“Property owners should sit up and take stock sooner rather than later”, says Savills.
The Scottish government will first need to draft further guidance on setting up the control areas, but once published, the city council is likely to consider draft proposals defining the extent of these zones. If adopted, the control areas will mean that by 2024 any whole residential properties within them that are being used as full-time holiday lets, will need the benefit of planning permission to continue to operate.
The reason for this timescale is that further new regulations requiring all such properties to be licensed by 2024 are also expected to come into force later this summer. Politicians currently envisage that in local authority areas where control zones have been established, proof of planning permission is likely to be a pre-condition of achieving licensed status. Housing Minister Kevin Stewart has recently confirmed that he expects licence applications to have been made for all such properties by April 2023.
Such an apparent tightening of the rules appears to have popular support in Scotland’s capital. During last year’s consultation on Edinburgh’s next Local Development Plan, 87% of respondents agreed that the Council should consult on the establishment of such control areas in relation to holiday lets. Under the new planning regulations, once such areas are designated, the use of a whole dwelling for short-term lets would constitute a ‘material change of use’, meaning that planning permission would always be required.
At present, in the absence of any big planning sticks to help regulate this type of activity, the few applications that are made for such changes of use are assessed against a policy in the adopted 2016 Local Development Plan that deals with “inappropriate uses in residential areas”.

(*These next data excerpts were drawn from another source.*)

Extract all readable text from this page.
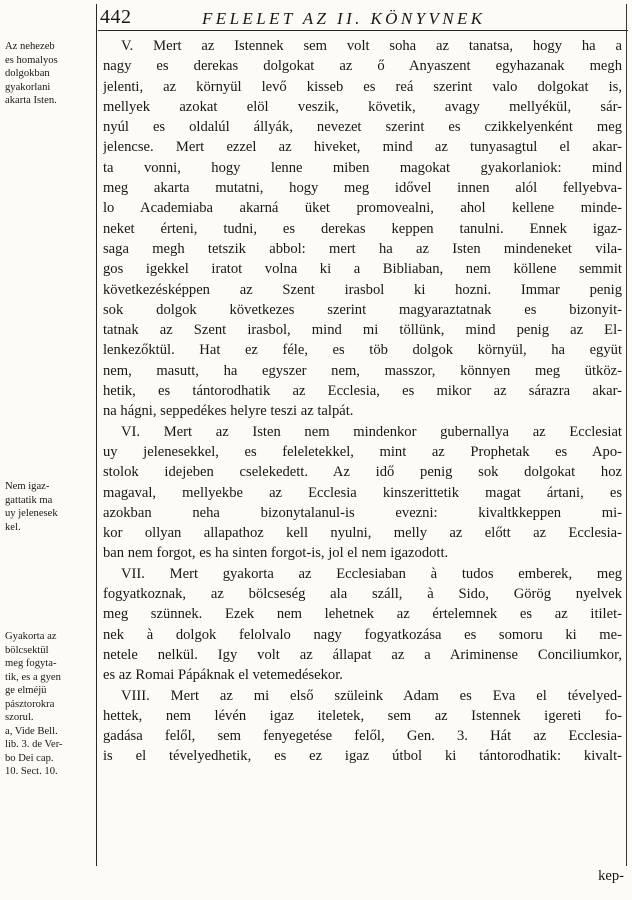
442	FELELET AZ II. KÖNYVNEK
Az nehezeb
es homalyos
dolgokban
gyakorlani
akarta Isten.
Nem igaz-
gattatik ma
uy jelenesek
kel.
Gyakorta az
bölcsektül
meg fogyta-
tik, es a gyen
ge elméjü
pásztorokra
szorul.
a, Vide Bell.
lib. 3. de Ver-
bo Dei cap.
10. Sect. 10.
V. Mert az Istennek sem volt soha az tanatsa, hogy ha a
nagy es derekas dolgokat az ő Anyaszent egyhazanak megh
jelenti, az környül levő kisseb es reá szerint valo dolgokat is,
mellyek azokat elöl veszik, követik, avagy mellyékül, sár-
nyúl es oldalúl állyák, nevezet szerint es czikkelyenként meg
jelencse. Mert ezzel az hiveket, mind az tunyasagtul el akar-
ta vonni, hogy lenne miben magokat gyakorlaniok: mind
meg akarta mutatni, hogy meg idővel innen alól fellyebva-
lo Academiaba akarná üket promovealni, ahol kellene minde-
neket érteni, tudni, es derekas keppen tanulni. Ennek igaz-
saga megh tetszik abbol: mert ha az Isten mindeneket vila-
gos igekkel iratot volna ki a Bibliaban, nem köllene semmit
következésképpen az Szent irasbol ki hozni. Immar penig
sok dolgok következes szerint magyaraztatnak es bizonyit-
tatnak az Szent irasbol, mind mi töllünk, mind penig az El-
lenkezőktül. Hat ez féle, es töb dolgok környül, ha együt
nem, masutt, ha egyszer nem, masszor, könnyen meg ütköz-
hetik, es tántorodhatik az Ecclesia, es mikor az sárazra akar-
na hágni, seppedékes helyre teszi az talpát.
VI. Mert az Isten nem mindenkor gubernallya az Ecclesiat
uy jelenesekkel, es feleletekkel, mint az Prophetak es Apo-
stolok idejeben cselekedett. Az idő penig sok dolgokat hoz
magaval, mellyekbe az Ecclesia kinszerittetik magat ártani, es
azokban neha bizonytalanul-is evezni: kivaltkkeppen mi-
kor ollyan allapathoz kell nyulni, melly az előtt az Ecclesia-
ban nem forgot, es ha sinten forgot-is, jol el nem igazodott.
VII. Mert gyakorta az Ecclesiaban à tudos emberek, meg
fogyatkoznak, az bölcseség ala száll, à Sido, Görög nyelvek
meg szünnek. Ezek nem lehetnek az értelemnek es az itilet-
nek à dolgok felolvalo nagy fogyatkozása es somoru ki me-
netele nelkül. Igy volt az állapat az a Ariminense Conciliumkor,
es az Romai Pápáknak el vetemedésekor.
VIII. Mert az mi első szüleink Adam es Eva el tévelyed-
hettek, nem lévén igaz iteletek, sem az Istennek igereti fo-
gadása felől, sem fenyegetése felől, Gen. 3. Hát az Ecclesia-
is el tévelyedhetik, es ez igaz útbol ki tántorodhatik: kivalt-
kep-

However, a lot can happen in five years. Back in July 2016 there were ‘only’ 6300 properties advertised in the city on Airbnb; by July 2019, this number had mushroomed to 14,000. This meant that the city’s old town apparently had the highest concentration of such properties anywhere in the UK.
As a litmus test of local mood on this issue, a further 88% of respondents to the same Local Plan consultation also agreed that the Council should create a new and more fit-for-purpose planning policy dealing with the loss of homes to alternative uses.
Local Members seem to be fully on board with moves to fight back against unregulated short-term lets. Commenting on the impact of the proposed new regulations in January 2021, City of Edinburgh Council’s planning vice convenor Maureen Child noted that “As well as having a regulatory scheme in place, we’re also looking forward to using the legislation to control the number of short term lets in the city as properties being let out in these areas would automatically require to have ‘change of use’ planning permission” more…
The Council is certainly not obliged to translate all consultation responses into committed policies. However the public response shows considerable support for the Council’s preferred approach of ensuring that planning permission will always be required for the change of use of whole properties for short-term lets.
The next stage in the evolution of the next Local Development Plan will be when a ‘Proposed Plan’ is considered by Committee. This is likely to be in August this year. This document seems likely to include fuller articulation of what a new planning policy to control short term lets will look like. Given the proposed plan represents the ‘settled view of the Council’, it will thereafter have material weight in the determination of any planning applications of this kind.
Savills planner Angus Dodds has been following the progress of attempts to regulate short term letting in Edinburgh over several years. An occasional Airbnb host himself, he cautions owners from taking too relaxed a view on the impact of these changes in light of the 2024 end-stop date.
“The regulation of short-term lets has always occupied a murky area somewhere on the fringes of both planning and environmental health enforcement; meaning that many local authorities have traditionally taken a bit of a laissez-faire approach. However, both the recent planning regulations and the future licensing regulations represent something with a bit more teeth than we’ve been used to, meaning that owners should sit up and take stock sooner rather than later.
“Owners might be forgiven for thinking that 2024 is a long way off and accordingly a rather distant threat. However, in short term let control areas, if having a planning permission in place is a necessary pre-requisite of getting a licence to operate, the number of planning applications that will need to pass through the system before April 2023 will be considerable. Within Edinburgh, research conducted in May 2019 showed that 6167 ‘whole properties’ were available on Airbnb across the city’s most advertised 10 wards. In the City Centre ward alone there were 2142 such listings.
“The Council seems certain to use these new powers, but we don’t know yet how large its control zones might be. If it was to encompass the whole city for example, that would equate to an awful lot of planning applications. Given the City Council typically validates 400-500 applications every month, a sudden influx of several thousand additional applications could create serious delays if all owners wait till the last minute to get this addressed. In the circumstances keeping a close eye on the situation, and getting your planning application in early would seem to be a wise move”.